High-Performance Serial Transfers Using the Intel® 386™ EX Microprocessor

The new Intel® 386™ EX microprocessor contains two independent asynchronous serial I/O (SIO) channels. Each channel is compatible with the 16450 UART found in PC-AT systems. Although a serial transfer rate exceeding 19.2K or 38.4K baud is not very useful in PC/DOS compatible applications, it could be vital for a traditional embedded application. The relevant question to be raised then is, “What is the highest serial transfer rate (i.e., baud rate) achievable?” The answer to this question has two components: one, the limits imposed on the achievable transfer rate by the design of the SIO module; and two, how fast one really can transfer the serial data without impacting the CPU performance substantially. Implications of both these issues will be discussed in this article. Also, two possible workarounds will be reviewed, one of which is offered on the Intel® 386 EX microprocessor.

Design Limits

The 16450 is an asynchronous block (i.e., not clocked) that has a 16-bit baud counter that divides the clock signal coming into the SIO block by a programmed value. It takes a certain amount of time for a signal to propagate through the gates to be available at the end of the chain. This mandates that the circuit cannot be operated beyond a certain frequency for reliable operation. The limit for the 16450 UART used in the Intel® 386 EX microprocessor is 17 MHz. This incoming clock will be divided by the baud divisor register. Even when this register is programmed to zero, it divides the clock by 2. Thus, the maximum baud clock derived for the Tx and Rx engines is 17/2 = 8.5MHz. Also, for asynchronous transfers the baud clock is 16 times the baud rate due to sampling requirements. This would mean that maximum baud rate achievable with the 16450 SIO module used in the Intel® 386 EX microprocessor is approximately 530 Kbps.

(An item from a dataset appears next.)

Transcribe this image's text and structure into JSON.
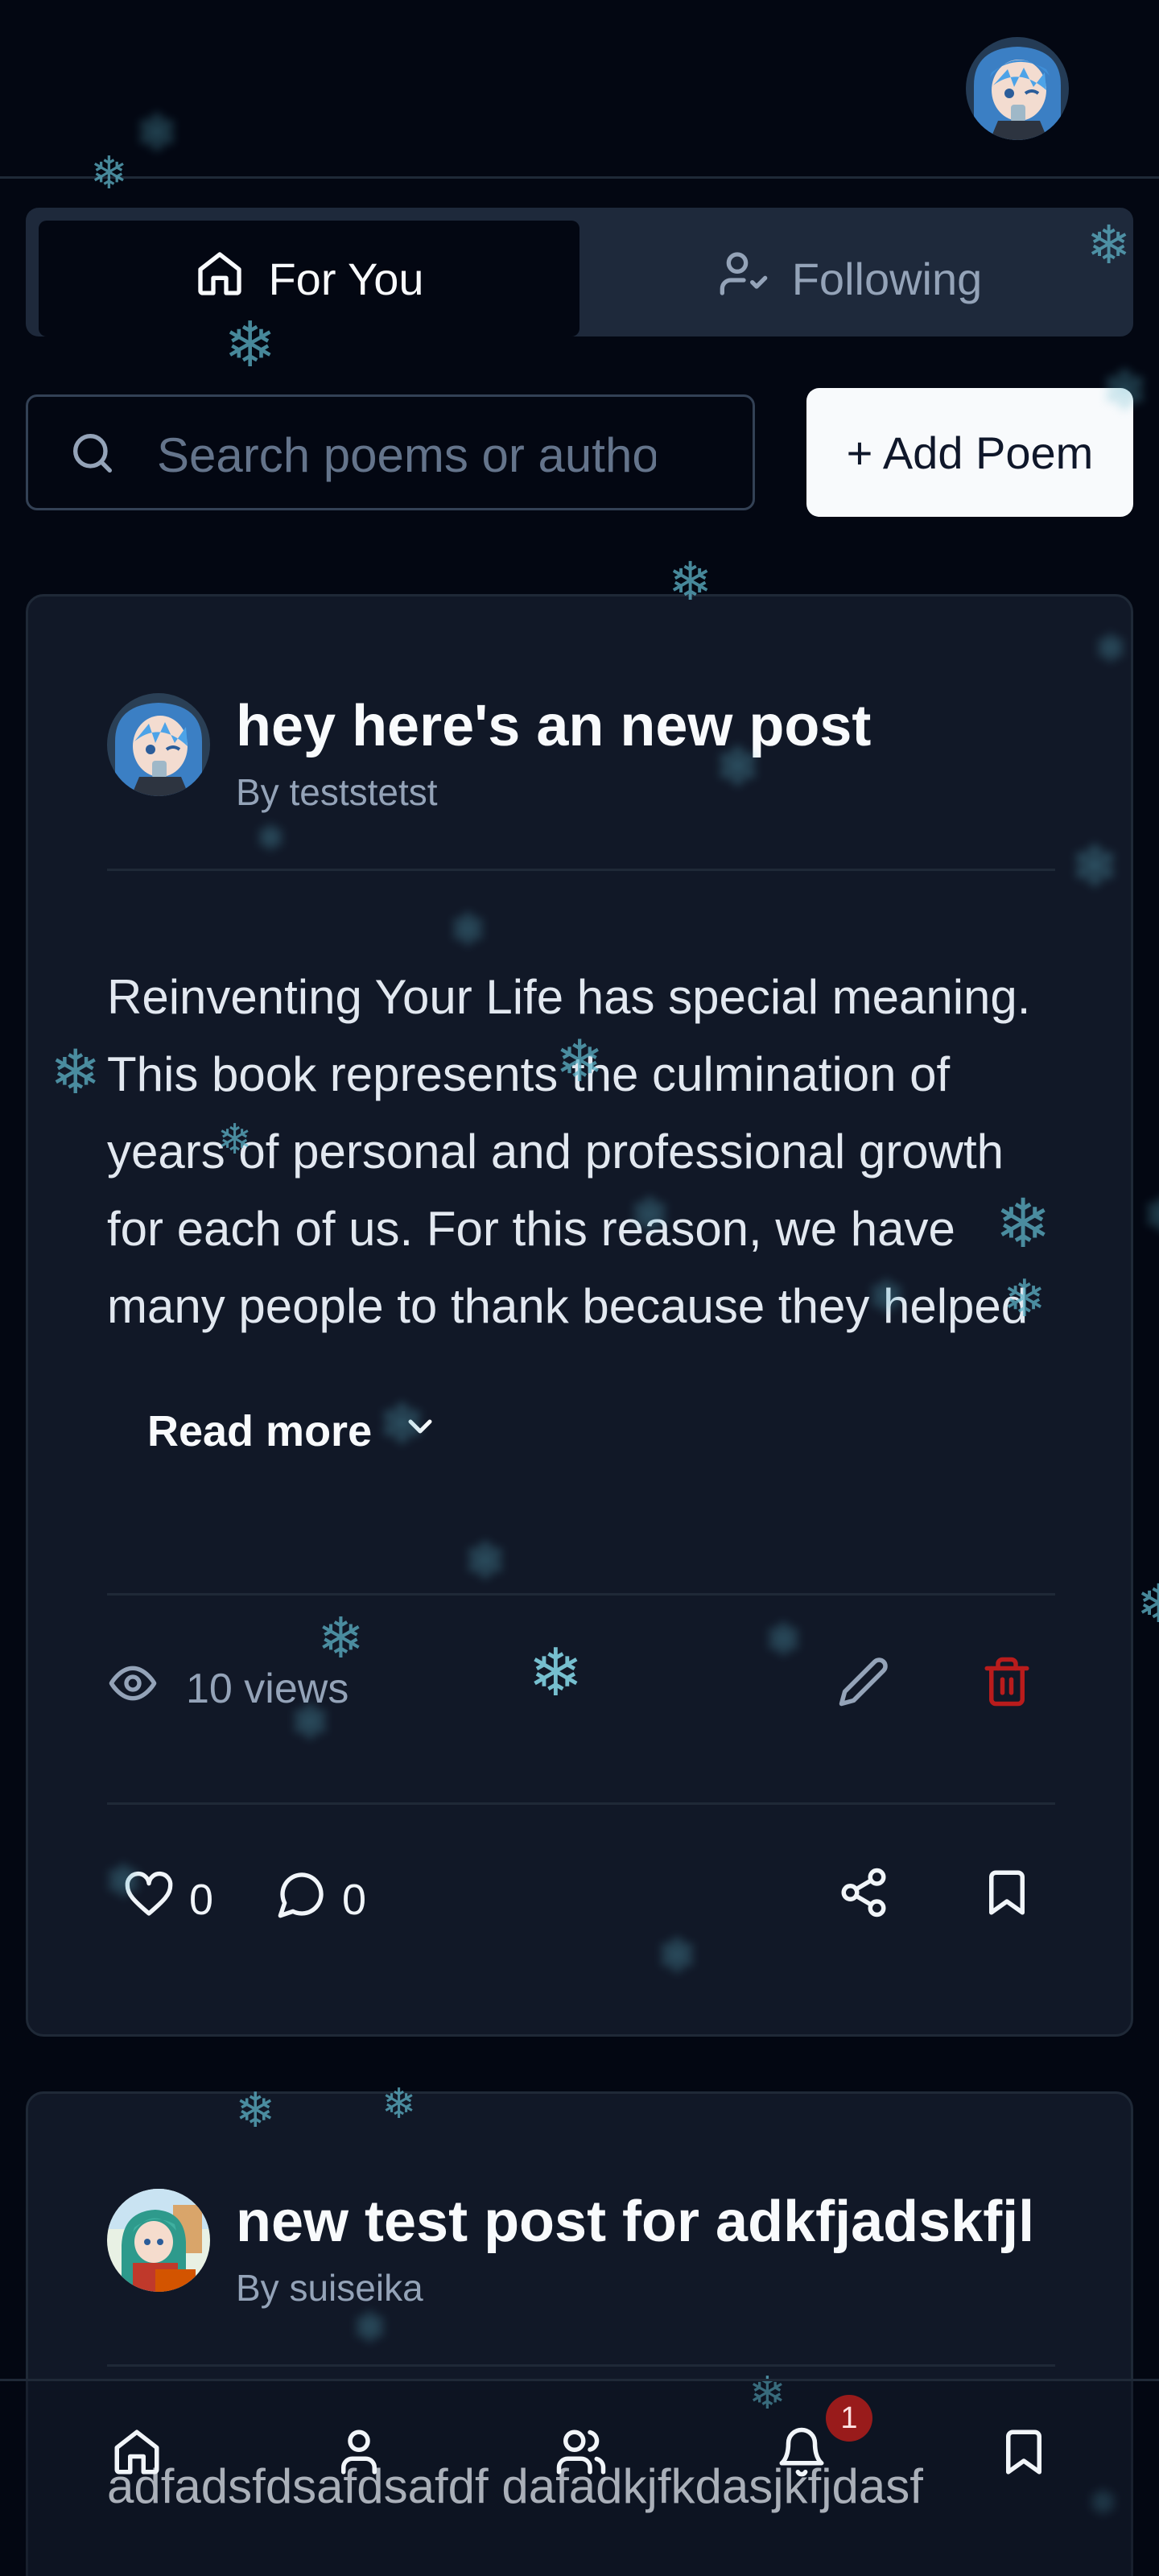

CPU Overhead for Serial Transfers

Although the SIO module can transfer at 530 Kbps, this does not necessarily mean that such a high baud rate can be achieved in a system environment. The following examines the impact of the serial transfer on the CPU bandwidth.

On the Intel® 386 EX microprocessor, the serial channel interrupts could be programmed to be tied to the on-chip master 8259A interrupt controller. For each channel, the receive and transmit interrupts are combined. The following is a typical scenario related to serial transfers:

• Whenever a serial interrupt line is asserted, it takes a short period of time before it is recognized by the 8259A.

• It goes through priority resolver logic to make sure that other higher priority interrupts are not present, then assuming that the serial interrupt is not masked, the 8259A places an interrupt request to the CPU.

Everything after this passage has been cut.